Showing posts with label 1981. Show all posts
Showing posts with label 1981. Show all posts

Friday, May 28, 2010

All Fur One And One Fur All

As part of the Summer Shocks retrospective running over at Shock Till You Drop, managing editor Ryan Turek has taken a look back at the often-neglected Wolfen (1981). Having the misfortune of coming out the same year that The Howling and An American Werewolf in London raised the bar for werewolf cinema, Wolfen looked awfully weak, what with no transformation FX to give it that competitive edge. Nowadays it look like some kind of almost-classic in need of rediscovery, a horror film of rare adult character. It also carries an eerie foreshadowing of our post-9/11 age. It's haunting to listen to characters in this New York City-set film (this is one of the greatest NYC movies ever shot, by the way) discussing the threat of global terrorism with frequent shots of the Twin Towers dominating the skyline.

It's fitting that Wolfen is about shape-shifters as it's an altogether different animal from most horror films. Director Michael Wadleigh came up with something compelling and it shows. Unfortunately, it just wasn't immediately obvious to most audiences at the time.
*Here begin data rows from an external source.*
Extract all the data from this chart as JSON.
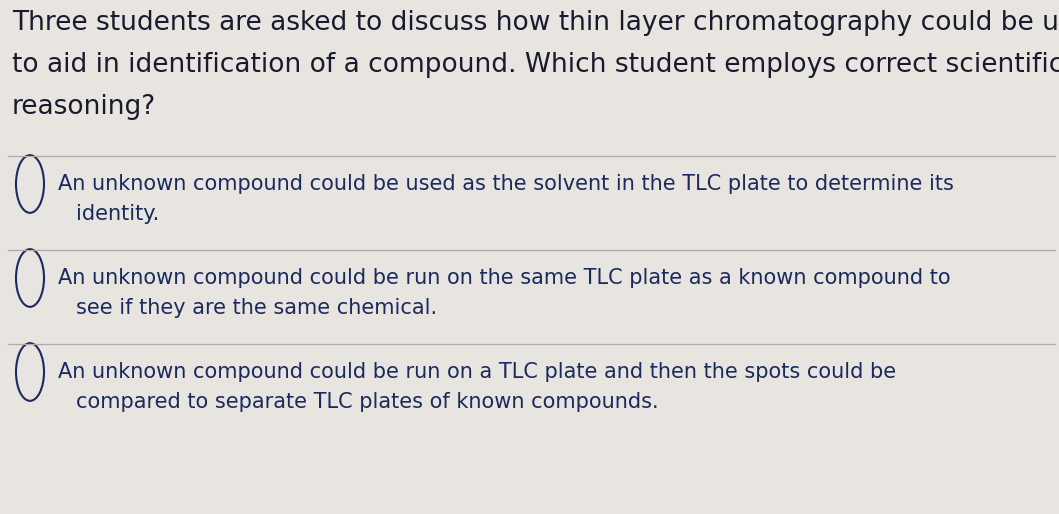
{
  "background_color": "#e8e5e0",
  "title_text_lines": [
    "Three students are asked to discuss how thin layer chromatography could be used",
    "to aid in identification of a compound. Which student employs correct scientific",
    "reasoning?"
  ],
  "title_color": "#1a1a2e",
  "title_fontsize": 19,
  "options": [
    {
      "line1": "An unknown compound could be used as the solvent in the TLC plate to determine its",
      "line2": "identity.",
      "fontsize": 15,
      "color": "#1a2a5e"
    },
    {
      "line1": "An unknown compound could be run on the same TLC plate as a known compound to",
      "line2": "see if they are the same chemical.",
      "fontsize": 15,
      "color": "#1a2a5e"
    },
    {
      "line1": "An unknown compound could be run on a TLC plate and then the spots could be",
      "line2": "compared to separate TLC plates of known compounds.",
      "fontsize": 15,
      "color": "#1a2a5e"
    }
  ],
  "circle_color": "#1a2a5e",
  "divider_color": "#b0aaa0",
  "figsize": [
    10.59,
    5.14
  ],
  "dpi": 100
}
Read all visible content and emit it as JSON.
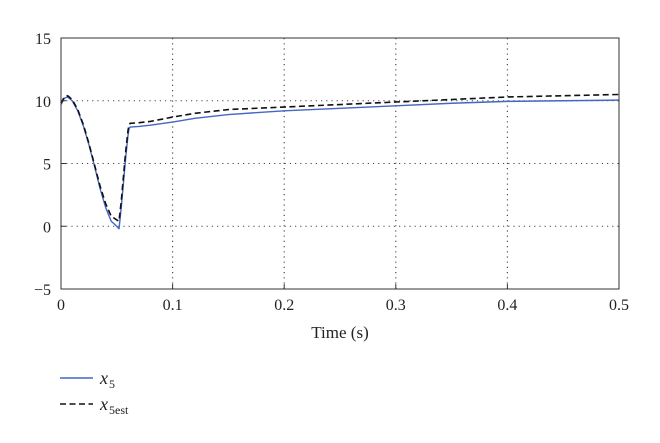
{
  "chart_data": {
    "type": "line",
    "title": "",
    "xlabel": "Time (s)",
    "ylabel": "",
    "xlim": [
      0,
      0.5
    ],
    "ylim": [
      -5,
      15
    ],
    "xticks": [
      0,
      0.1,
      0.2,
      0.3,
      0.4,
      0.5
    ],
    "xtick_labels": [
      "0",
      "0.1",
      "0.2",
      "0.3",
      "0.4",
      "0.5"
    ],
    "yticks": [
      -5,
      0,
      5,
      10,
      15
    ],
    "ytick_labels": [
      "−5",
      "0",
      "5",
      "10",
      "15"
    ],
    "grid": "dotted",
    "legend_position": "below-left",
    "series": [
      {
        "name": "x5",
        "legend_main": "x",
        "legend_sub": "5",
        "color": "#4466c4",
        "dash": "solid",
        "x": [
          0,
          0.003,
          0.006,
          0.01,
          0.015,
          0.02,
          0.025,
          0.03,
          0.035,
          0.04,
          0.045,
          0.05,
          0.052,
          0.054,
          0.056,
          0.058,
          0.06,
          0.061,
          0.062,
          0.07,
          0.08,
          0.1,
          0.12,
          0.15,
          0.2,
          0.25,
          0.3,
          0.35,
          0.4,
          0.45,
          0.5
        ],
        "y": [
          9.7,
          10.2,
          10.3,
          10.0,
          9.2,
          8.0,
          6.5,
          4.8,
          3.0,
          1.5,
          0.4,
          0.0,
          -0.2,
          1.5,
          3.5,
          5.5,
          7.2,
          7.8,
          7.9,
          7.95,
          8.05,
          8.3,
          8.6,
          8.9,
          9.2,
          9.4,
          9.6,
          9.8,
          9.95,
          10.0,
          10.05
        ]
      },
      {
        "name": "x5est",
        "legend_main": "x",
        "legend_sub": "5est",
        "color": "#111111",
        "dash": "dashed",
        "x": [
          0,
          0.003,
          0.006,
          0.01,
          0.015,
          0.02,
          0.025,
          0.03,
          0.035,
          0.04,
          0.045,
          0.05,
          0.052,
          0.054,
          0.056,
          0.058,
          0.06,
          0.061,
          0.062,
          0.07,
          0.08,
          0.1,
          0.12,
          0.15,
          0.2,
          0.25,
          0.3,
          0.35,
          0.4,
          0.45,
          0.5
        ],
        "y": [
          9.8,
          10.3,
          10.4,
          10.1,
          9.3,
          8.1,
          6.6,
          4.9,
          3.2,
          1.8,
          0.8,
          0.5,
          0.4,
          2.0,
          4.0,
          6.0,
          7.6,
          8.1,
          8.2,
          8.25,
          8.35,
          8.7,
          9.0,
          9.3,
          9.5,
          9.7,
          9.9,
          10.1,
          10.3,
          10.4,
          10.5
        ]
      }
    ]
  }
}
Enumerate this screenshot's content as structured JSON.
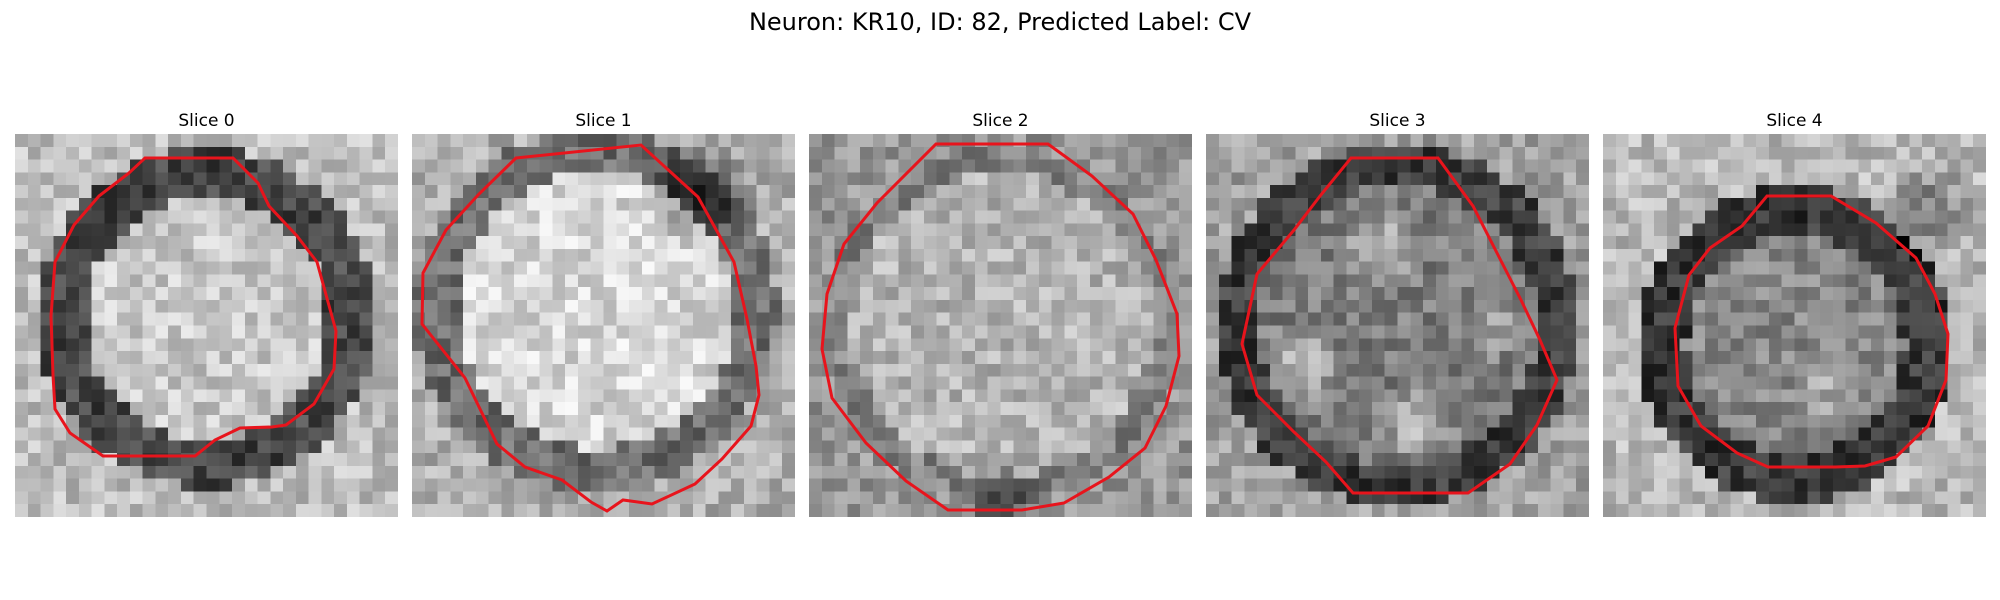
{
  "figure": {
    "title": "Neuron: KR10, ID: 82, Predicted Label: CV",
    "contour_color": "#e8141c",
    "panels": [
      {
        "title": "Slice 0"
      },
      {
        "title": "Slice 1"
      },
      {
        "title": "Slice 2"
      },
      {
        "title": "Slice 3"
      },
      {
        "title": "Slice 4"
      }
    ]
  }
}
To read Ryan's full Wolfen review, click here.

Summer Shocks 1981: Deadly Blessing

When I was in junior high, I had a friend whose parents were way more permissive than mine when it came to R-rated movies. I couldn't even see them on cable but this kid saw all the new horror releases on the big screen. When we got together at the beginning of school in the fall of '81, the first movie I asked him about was Deadly Blessing. The TV spots and newspaper ads for it had terrified me over the last month of summer vacation and I had to know if I was right to be pissing in my pants over it. Having gone to the drive-in to see it with his parents, he assured me that it was one of the best horror movies he had ever seen, reserving high praise for the spider-in-the-mouth dream sequence.

When I finally saw the movie for myself on VHS, I was not disappointed. It remains such a terrific shocker (rewatching it just the other week, there was a 'gotcha' scare involving Sharon Stone's character in a barn that 'got me' so badly - even though I knew it was coming - that I damn near sprained my neck!) and it's such a key movie in Wes Craven's filmography (bringing dream imagery into his work in a big way) that I'm puzzled as to why it hasn't been given a Region 1 DVD release.